Sie war zu müde, ihre in den letzten zwei Stunden so strapazierten Gefühle waren zu erschöpft, um Bernd eine lange Antwort zu schreiben. Also schrieb sie nur, dass dies der schönste Brief sei, den sie je bekommen habe, und schickte diese eine Zeile ab, ohne Liebesschwüre oder auch nur ihren Namen hinzuzufügen. Dann machte sie den Rechner aus, ging ins Schlafzimmer, legte sich angezogen auf ihre Matratze und schlief ein.
Bernd Liebig fügte sich erstaunlich schnell in die neuerliche Wendung, die ihm nicht nur körperliche Beweglichkeit abverlangte.
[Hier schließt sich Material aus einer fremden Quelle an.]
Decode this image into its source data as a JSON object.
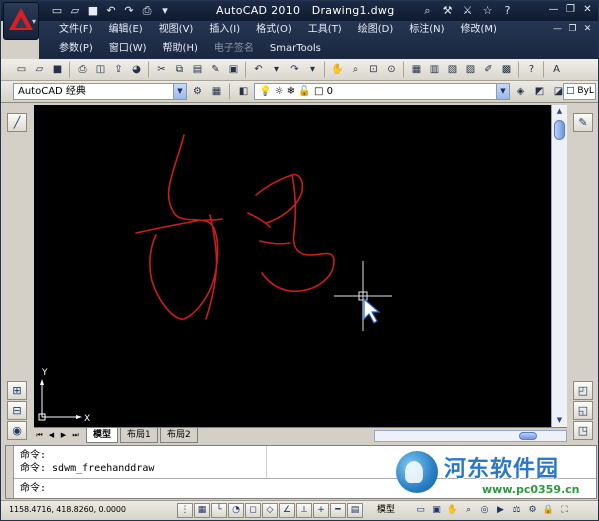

Als er am frühen Samstagvormittag die Wohnung stürmte, tauschte Eva seine roten Rosen gegen eine Dose Lack und einen Pinsel ein. Den restlichen Vormittag sollte er damit verbringen, die Fensterrahmen mit synthetischem Ochsenblut zu bepinseln und die Tatsache zu verdauen, dass die Möbel nach Evas Farbstreich nicht in die Zimmer zurückkehren würden.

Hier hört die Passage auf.